L'ODJ Média

L’IA et l’e-gouvernement en Afrique : vers une souveraineté systémique


Par Dr Az-Eddine Bennani

Les Assises de la Transformation Digitale en Afrique (ATDA) organisées à Rabat ont révélé une dynamique qui dépasse largement le cadre d’un événement technologique : il s’agit d’un moment géopolitique. L’Afrique ne se contente plus d’adopter l’intelligence artificielle ; elle commence à la penser, à la gouverner et à la réinscrire dans ses propres réalités culturelles, institutionnelles et linguistiques.

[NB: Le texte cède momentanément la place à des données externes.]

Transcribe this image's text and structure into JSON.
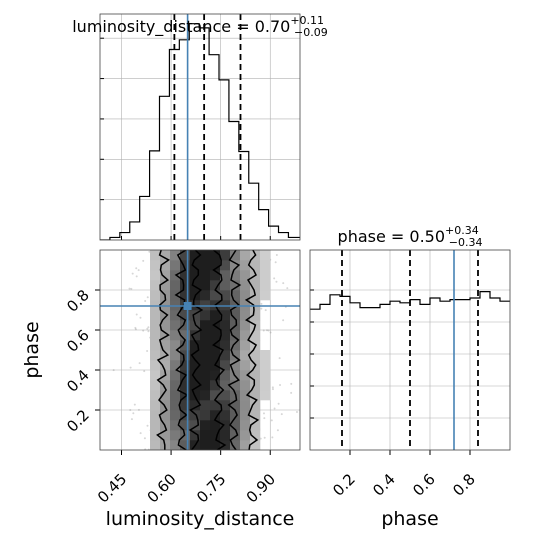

Ce que montre ce programme, c’est que l’IA n’est pas un champ technique. C’est un système complexe : un ensemble structuré où interagissent données, modèles, acteurs, institutions et finalités collectives. Les ATDA 2025 ont illustré à quel point ces dimensions doivent être pensées ensemble si l’Afrique veut atteindre une véritable souveraineté numérique.



Une Afrique qui entre dans l’ère de la souveraineté cognitive et stratégique

L’IA et l’e-gouvernement en Afrique : vers une souveraineté systémique
Sans maîtrise linguistique, il n’y a pas de maîtrise cognitive. Les panels sur les langues africaines montrent que l’Afrique a compris ce point : un continent qui ne pense pas dans ses langues deviendra captif des modèles cognitifs des autres. La digitalisation de la Darija, du Peulh, du Wolof ou du Bambara n’est pas un acte technique mais un acte politique.

E-Gouvernement : la transformation systémique de l’État africain.

Les keynotes montrent que l’État doit devenir une organisation apprenante, capable d’intégrer traitement massif des données, pilotage temps réel, infrastructures smart et gestion algorithmique des services publics. C’est ce que j’appelle l’État intelligent : articulation entre ontologie, système opérationnel et modèle de gouvernance.

Le Maroc : un laboratoire de transformation publique

Le Maroc n’est plus un importateur de stratégies digitales ; il est devenu un producteur de modèles. Plateformes de maturité digitale, réformes sectorielles, logiques d’alignement stratégique : le pays avance dans une structuration où données, infrastructures, compétences et régulation convergent. Le modèle MrabaData que je propose s’inscrit dans cette dynamique.

- Risques :
Dépendance technologique, manque de compute souverain, déficit de compétences. L’IA est un multiplicateur conditionnel : sans transformation institutionnelle, les gains restent limités.

- Opportunités :
Cloud de confiance africain, modèles d’IA multilingues, harmonisation des politiques publiques, solutions souveraines d’E-Government. L’Afrique peut devenir productrice de solutions.

L’Afrique ne discute plus la transformation digitale ; elle la structure. Le Maroc s’affirme comme laboratoire, architecte et catalyseur continental. Une IA souveraine est une IA pensée, gouvernée et appliquée depuis le territoire qui la porte.